Nozzle atomization technology covers almost all industrial fields, such as transportation, agricultural production, and people's daily life. In addition to the combustion of various fuels (gas, liquid and solid fuel), nozzle atomization technology in non-combustion industries such as catalysis Granulation, food processing, powder coating, and pesticide spraying are also widely used. The nozzle atomizing technology for liquid fuel is briefly introduced.
The so-called atomization of liquid refers to the physical process of liquid becoming a liquid mist or other small droplets in a gaseous environment under the action of external energy. For its atomization mechanism, there have been many explanations, such as pressure oscillation theory, aerodynamic interference theory, air disturbance theory, turbulence disturbance theory, and sudden change of boundary conditions, which are briefly introduced as follows:
The pressure oscillation is said to observe that the pressure oscillation of the liquid supply system has a certain influence on the atomization process. Thus, pressure oscillations are prevalent in general injection systems and are therefore considered to play an important role in atomization.

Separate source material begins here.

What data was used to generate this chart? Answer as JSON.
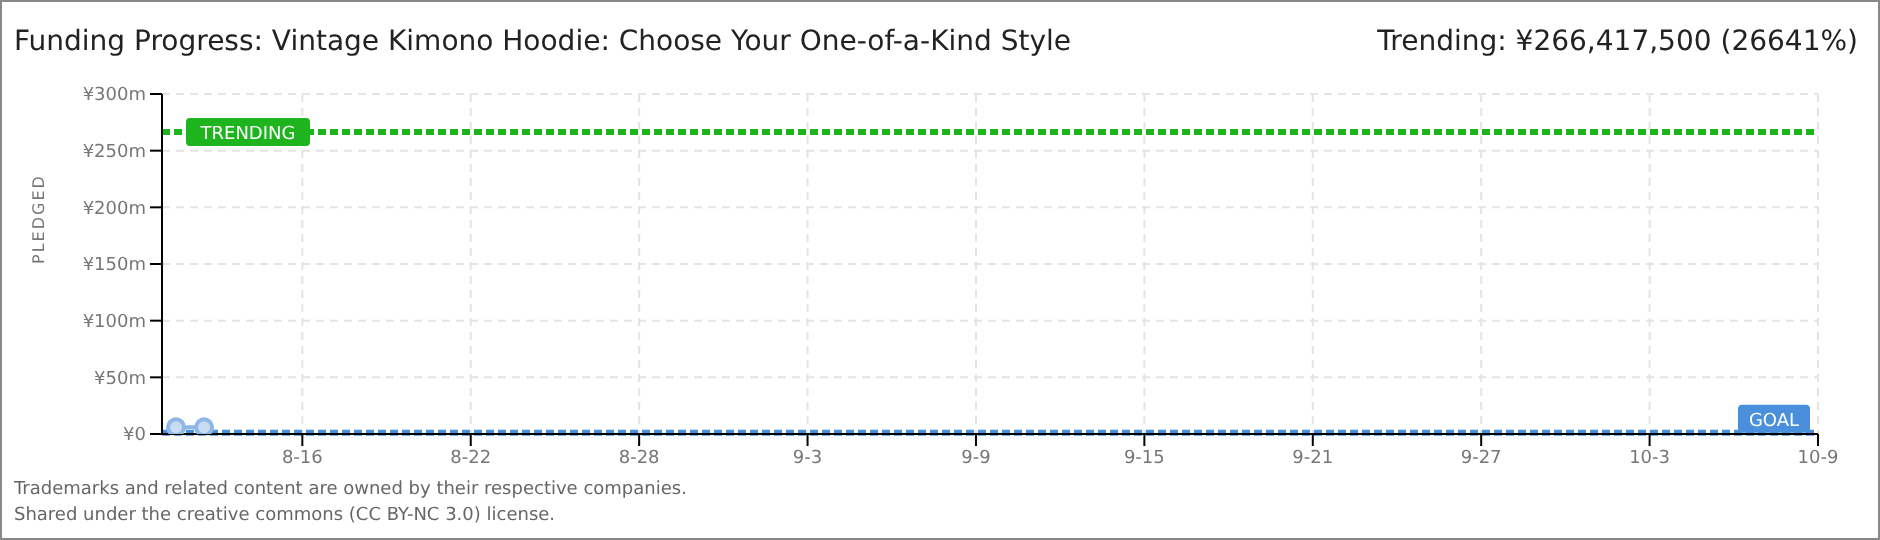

Castleman first proposed aerodynamic interference, he believes that due to the aerodynamic interference between the jet and the surrounding gas, the surface of the jet is unstable. As the speed increases, the surface length of the unstable wave is shorter and shorter, up to the order of micrometers, and the jet is dispersed into a mist.
The air disturbance said that it has the opposite attitude to the turbulence disturbance, and believes that the large amplitude pressure disturbance generated by the cavitation phenomenon in the fuel injection system is the cause of atomization.